Head back to your hostel/club and remember what you did last night? Do that again. But more effectively in terms of quantity vs cost. Less effectively in terms of vomit leaving bodies. 
Too many Buckets? Impossible…

DAY 3 

There’s a chance you might feel even worse this morning that you did yesterday. It’s a really big chance. You are now the person crawling around for the pad thai and if you are hanging enough you won’t even feel the shame. If you have eaten your noodles and kept it down (or even if you haven’t) it’s time to walk it off to the fancier part of town.
The Jim Thompson House is a gorgeous collection of traditional Thai houses that belonged to Thai silk trader and mystery man Jim Thompson. He went missing in the Cambodian jungle but left a ridiculously pretty set of houses and gardens on the backwaters of Bangkok. You can only go round the house on a tour but it’s well done and brief, leaving you to wander around the gardens later. There are loads of great fish in pools and that always makes me feel less ill.
Jim Thompson’s house
Walk out the house and on to the canal behind. Just before you get to the first bridge over there’s a small stall selling delicious red curries and other various toppings on rice. Loads of Thai basil and some fantastic morning glory after walking round a fancy house and the horrors of last night are almost forgotten.
If this has all been a bit too sophisticated, then you can jazz up the day with a boat ride down the canals, boat ride or thrill ride, they are fucking fast.

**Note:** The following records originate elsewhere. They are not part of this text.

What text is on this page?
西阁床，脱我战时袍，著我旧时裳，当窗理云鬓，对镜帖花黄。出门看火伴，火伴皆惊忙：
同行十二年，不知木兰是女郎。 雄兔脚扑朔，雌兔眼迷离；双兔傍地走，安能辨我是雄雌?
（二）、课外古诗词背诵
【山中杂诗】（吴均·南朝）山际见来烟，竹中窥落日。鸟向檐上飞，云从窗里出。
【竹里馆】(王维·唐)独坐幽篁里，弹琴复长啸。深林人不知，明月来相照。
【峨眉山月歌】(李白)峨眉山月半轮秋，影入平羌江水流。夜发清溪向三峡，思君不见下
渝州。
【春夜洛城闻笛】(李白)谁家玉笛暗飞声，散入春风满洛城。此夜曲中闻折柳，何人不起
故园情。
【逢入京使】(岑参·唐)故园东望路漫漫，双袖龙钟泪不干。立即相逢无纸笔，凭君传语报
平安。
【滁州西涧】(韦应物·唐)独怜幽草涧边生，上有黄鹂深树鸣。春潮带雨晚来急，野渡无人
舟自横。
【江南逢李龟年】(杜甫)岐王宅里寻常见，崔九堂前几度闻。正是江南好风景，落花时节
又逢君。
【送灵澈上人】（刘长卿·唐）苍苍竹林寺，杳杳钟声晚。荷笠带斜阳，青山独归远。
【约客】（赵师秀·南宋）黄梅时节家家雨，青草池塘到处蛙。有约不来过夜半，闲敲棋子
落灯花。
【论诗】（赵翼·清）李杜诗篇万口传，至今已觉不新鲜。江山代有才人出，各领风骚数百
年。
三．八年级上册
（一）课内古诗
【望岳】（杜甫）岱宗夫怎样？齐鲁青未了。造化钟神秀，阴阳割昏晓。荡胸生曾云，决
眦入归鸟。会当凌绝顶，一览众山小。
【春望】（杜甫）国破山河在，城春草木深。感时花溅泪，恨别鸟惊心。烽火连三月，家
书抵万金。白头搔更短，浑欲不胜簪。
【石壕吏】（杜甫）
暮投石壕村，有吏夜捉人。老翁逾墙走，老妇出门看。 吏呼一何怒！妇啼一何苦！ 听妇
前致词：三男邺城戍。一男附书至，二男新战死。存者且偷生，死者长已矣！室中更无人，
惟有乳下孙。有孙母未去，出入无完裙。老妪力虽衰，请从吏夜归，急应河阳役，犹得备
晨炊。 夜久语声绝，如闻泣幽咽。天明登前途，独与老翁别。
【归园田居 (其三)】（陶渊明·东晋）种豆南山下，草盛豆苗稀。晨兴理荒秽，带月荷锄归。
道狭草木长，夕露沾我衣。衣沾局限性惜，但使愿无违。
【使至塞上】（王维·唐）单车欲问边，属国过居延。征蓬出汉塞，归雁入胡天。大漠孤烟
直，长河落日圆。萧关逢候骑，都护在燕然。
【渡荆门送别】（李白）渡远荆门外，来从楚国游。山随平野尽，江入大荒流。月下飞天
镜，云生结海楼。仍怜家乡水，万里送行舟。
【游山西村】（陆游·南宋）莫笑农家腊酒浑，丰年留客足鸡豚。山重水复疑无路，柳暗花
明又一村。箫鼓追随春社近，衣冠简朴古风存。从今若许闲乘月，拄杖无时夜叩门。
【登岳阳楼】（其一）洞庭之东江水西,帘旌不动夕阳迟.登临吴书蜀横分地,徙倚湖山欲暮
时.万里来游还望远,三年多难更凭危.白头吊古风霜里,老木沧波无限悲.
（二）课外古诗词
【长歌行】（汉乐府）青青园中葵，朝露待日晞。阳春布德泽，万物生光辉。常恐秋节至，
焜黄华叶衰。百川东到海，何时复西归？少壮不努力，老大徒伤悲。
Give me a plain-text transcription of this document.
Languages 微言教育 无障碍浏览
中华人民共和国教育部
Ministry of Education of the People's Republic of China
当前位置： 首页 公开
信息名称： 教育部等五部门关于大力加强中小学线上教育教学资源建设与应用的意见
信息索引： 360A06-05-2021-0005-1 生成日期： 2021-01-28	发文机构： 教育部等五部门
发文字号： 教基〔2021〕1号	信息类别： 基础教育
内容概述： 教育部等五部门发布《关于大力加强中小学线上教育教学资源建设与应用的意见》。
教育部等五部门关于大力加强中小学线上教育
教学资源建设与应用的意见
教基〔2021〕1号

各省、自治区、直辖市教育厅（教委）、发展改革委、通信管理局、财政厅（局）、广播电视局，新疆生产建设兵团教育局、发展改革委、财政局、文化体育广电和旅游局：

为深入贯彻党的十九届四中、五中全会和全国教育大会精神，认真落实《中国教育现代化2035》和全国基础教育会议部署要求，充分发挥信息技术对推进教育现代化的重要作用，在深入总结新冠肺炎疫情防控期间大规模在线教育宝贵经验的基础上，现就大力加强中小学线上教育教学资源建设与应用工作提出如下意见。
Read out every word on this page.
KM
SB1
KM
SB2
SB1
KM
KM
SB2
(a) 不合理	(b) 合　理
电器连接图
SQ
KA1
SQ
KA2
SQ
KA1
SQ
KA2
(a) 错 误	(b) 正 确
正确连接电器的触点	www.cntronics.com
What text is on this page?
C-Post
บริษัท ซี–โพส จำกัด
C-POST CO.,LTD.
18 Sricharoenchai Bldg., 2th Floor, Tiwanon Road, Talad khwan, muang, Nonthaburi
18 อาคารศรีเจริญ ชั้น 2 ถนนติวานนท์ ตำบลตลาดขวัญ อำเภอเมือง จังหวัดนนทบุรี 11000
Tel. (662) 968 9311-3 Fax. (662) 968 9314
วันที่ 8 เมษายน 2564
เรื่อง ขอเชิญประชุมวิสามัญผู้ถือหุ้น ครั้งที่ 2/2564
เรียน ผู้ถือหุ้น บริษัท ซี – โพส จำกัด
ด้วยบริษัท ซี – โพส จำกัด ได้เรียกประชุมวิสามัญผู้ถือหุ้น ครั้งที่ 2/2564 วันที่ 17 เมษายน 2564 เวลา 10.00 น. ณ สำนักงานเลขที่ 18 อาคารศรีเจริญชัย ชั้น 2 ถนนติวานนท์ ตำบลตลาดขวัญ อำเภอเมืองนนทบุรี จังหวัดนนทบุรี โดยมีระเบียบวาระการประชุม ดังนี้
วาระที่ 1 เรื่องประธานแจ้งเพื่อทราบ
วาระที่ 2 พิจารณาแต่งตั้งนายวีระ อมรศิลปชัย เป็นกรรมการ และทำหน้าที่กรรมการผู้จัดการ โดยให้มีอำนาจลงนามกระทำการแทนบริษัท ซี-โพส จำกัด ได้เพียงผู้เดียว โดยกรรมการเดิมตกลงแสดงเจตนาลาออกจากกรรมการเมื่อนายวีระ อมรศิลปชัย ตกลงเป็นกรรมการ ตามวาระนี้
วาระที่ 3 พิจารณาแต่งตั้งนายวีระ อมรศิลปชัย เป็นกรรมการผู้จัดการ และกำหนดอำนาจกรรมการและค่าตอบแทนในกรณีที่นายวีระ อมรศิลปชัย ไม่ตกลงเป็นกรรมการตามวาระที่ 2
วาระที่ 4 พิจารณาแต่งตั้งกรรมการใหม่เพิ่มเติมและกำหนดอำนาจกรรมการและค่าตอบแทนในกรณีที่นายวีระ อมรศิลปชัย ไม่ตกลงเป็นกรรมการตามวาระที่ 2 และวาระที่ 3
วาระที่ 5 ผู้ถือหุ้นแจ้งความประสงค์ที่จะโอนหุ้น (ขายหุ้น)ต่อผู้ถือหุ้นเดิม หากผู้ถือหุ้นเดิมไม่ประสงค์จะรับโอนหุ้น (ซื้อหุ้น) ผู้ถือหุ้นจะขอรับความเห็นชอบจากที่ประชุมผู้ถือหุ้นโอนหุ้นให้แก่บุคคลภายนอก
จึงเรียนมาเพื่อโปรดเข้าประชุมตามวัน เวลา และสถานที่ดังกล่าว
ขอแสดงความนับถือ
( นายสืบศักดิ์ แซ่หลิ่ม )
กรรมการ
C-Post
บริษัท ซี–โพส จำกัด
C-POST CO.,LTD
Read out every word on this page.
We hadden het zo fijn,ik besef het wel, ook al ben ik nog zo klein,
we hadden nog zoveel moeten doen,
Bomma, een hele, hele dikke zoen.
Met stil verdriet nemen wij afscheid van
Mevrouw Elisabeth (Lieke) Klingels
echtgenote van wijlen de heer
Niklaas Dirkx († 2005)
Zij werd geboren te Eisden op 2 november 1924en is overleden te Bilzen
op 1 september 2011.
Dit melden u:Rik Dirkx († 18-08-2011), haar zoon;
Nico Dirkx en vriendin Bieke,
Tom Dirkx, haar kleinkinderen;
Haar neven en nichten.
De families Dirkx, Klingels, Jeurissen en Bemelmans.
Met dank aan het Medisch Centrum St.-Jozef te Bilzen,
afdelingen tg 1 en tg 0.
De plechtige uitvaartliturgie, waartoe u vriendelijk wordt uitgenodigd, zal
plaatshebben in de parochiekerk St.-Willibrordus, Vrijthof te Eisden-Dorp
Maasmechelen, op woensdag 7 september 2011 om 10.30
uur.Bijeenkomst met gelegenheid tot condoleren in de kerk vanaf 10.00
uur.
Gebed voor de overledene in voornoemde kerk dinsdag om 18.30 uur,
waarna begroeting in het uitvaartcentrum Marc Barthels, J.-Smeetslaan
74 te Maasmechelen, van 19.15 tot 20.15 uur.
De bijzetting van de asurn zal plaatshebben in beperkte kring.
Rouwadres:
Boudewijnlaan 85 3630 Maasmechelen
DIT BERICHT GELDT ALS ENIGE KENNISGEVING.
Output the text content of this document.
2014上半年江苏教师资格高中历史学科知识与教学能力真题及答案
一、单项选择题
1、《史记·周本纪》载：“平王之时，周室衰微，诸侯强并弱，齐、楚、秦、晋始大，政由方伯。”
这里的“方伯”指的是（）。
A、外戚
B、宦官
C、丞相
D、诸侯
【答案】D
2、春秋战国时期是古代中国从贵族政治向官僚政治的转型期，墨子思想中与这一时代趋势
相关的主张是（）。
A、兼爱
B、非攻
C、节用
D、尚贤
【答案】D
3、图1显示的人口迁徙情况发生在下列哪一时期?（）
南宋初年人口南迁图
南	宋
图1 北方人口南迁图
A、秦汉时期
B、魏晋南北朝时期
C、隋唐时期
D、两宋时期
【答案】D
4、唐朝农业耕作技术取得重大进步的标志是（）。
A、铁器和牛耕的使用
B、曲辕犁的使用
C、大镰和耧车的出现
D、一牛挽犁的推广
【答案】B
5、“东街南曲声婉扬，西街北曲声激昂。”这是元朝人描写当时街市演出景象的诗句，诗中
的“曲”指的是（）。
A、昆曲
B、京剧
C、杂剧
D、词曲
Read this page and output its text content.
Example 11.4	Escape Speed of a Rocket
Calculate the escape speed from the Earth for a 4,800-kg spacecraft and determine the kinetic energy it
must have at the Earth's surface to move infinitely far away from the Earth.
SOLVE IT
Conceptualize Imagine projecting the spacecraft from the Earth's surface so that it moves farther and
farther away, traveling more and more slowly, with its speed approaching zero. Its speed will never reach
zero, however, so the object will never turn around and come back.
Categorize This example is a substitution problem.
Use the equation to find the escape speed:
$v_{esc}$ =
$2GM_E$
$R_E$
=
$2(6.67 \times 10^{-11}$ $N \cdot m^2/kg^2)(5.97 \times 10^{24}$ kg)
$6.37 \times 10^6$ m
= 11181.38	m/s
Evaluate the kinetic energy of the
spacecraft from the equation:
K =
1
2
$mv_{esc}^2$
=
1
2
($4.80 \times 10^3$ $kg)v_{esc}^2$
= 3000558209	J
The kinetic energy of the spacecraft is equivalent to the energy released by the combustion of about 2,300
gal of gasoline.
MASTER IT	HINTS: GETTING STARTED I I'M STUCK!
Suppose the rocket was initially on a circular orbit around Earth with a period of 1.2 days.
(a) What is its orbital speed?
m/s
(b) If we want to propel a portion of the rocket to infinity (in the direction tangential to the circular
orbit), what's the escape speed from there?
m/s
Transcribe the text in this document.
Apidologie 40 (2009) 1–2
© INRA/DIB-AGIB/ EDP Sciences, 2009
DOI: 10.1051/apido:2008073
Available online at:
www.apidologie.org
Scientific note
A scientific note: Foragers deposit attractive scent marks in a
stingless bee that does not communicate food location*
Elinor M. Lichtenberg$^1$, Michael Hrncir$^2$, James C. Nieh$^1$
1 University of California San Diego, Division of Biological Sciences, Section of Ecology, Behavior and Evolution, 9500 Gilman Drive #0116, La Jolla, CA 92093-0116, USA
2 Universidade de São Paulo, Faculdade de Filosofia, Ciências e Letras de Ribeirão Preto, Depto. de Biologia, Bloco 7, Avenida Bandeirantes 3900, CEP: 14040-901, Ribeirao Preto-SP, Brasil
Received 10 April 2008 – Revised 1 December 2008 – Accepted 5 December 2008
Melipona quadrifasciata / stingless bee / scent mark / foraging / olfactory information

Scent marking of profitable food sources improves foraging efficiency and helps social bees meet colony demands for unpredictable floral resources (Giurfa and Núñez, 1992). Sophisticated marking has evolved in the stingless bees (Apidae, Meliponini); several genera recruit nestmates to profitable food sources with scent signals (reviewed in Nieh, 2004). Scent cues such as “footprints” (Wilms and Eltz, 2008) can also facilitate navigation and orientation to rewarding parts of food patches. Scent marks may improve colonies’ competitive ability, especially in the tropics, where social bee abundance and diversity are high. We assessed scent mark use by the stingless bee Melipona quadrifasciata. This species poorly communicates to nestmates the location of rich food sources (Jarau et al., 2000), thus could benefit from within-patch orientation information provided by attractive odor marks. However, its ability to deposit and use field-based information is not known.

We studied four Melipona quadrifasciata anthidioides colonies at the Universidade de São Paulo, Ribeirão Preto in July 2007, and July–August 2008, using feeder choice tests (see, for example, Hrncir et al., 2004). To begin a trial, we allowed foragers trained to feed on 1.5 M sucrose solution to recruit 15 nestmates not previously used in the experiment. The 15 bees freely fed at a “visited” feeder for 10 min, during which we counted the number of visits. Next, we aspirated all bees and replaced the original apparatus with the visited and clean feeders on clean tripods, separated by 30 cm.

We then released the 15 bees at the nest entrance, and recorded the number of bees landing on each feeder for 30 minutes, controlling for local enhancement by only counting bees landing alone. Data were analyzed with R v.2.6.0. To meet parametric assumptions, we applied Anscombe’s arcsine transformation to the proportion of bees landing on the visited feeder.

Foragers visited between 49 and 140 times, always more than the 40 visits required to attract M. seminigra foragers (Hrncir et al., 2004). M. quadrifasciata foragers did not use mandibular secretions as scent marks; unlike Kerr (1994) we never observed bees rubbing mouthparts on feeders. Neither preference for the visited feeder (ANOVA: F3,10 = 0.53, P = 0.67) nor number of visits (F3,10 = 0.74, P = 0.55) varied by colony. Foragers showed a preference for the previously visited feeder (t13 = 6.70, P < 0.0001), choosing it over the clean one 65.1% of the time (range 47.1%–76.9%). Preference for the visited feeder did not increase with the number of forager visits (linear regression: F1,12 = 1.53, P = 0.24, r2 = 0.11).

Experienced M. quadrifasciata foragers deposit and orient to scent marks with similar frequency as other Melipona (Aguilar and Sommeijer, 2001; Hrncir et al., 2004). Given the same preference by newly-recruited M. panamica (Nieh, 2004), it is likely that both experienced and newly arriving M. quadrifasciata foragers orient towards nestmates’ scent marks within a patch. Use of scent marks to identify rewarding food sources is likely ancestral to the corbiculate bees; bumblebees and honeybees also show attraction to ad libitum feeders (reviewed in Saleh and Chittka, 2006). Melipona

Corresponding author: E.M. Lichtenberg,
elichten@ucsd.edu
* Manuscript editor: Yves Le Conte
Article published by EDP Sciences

Get off at Phanfa Leelard and walk five minutes to the Golden Mount for sunset. Don’t miss the great rainforest cafe style fake animals frolicking around Buddha on the way up. Sunset up here is stunning with views of the whole massive city, reflecting on a great big gold stupa. There’s some less great sculptures of vultures eating dead people in an ancient burial ceremony – if anyone is still feeling tender at this point be warned.
So it’s sunset, we all know what that means.
But this time you are allowed a choice.  You have a flight first thing tomorrow morning, you could wander town finding street food vendors and getting your last fill of crazy Thai spice fix.
Or. See the evenings of day 1 and 2. Repeat.
The choice is yours.
We do hope this has been informative Bangkok guide, if only as places to vomit obnoxiously around town.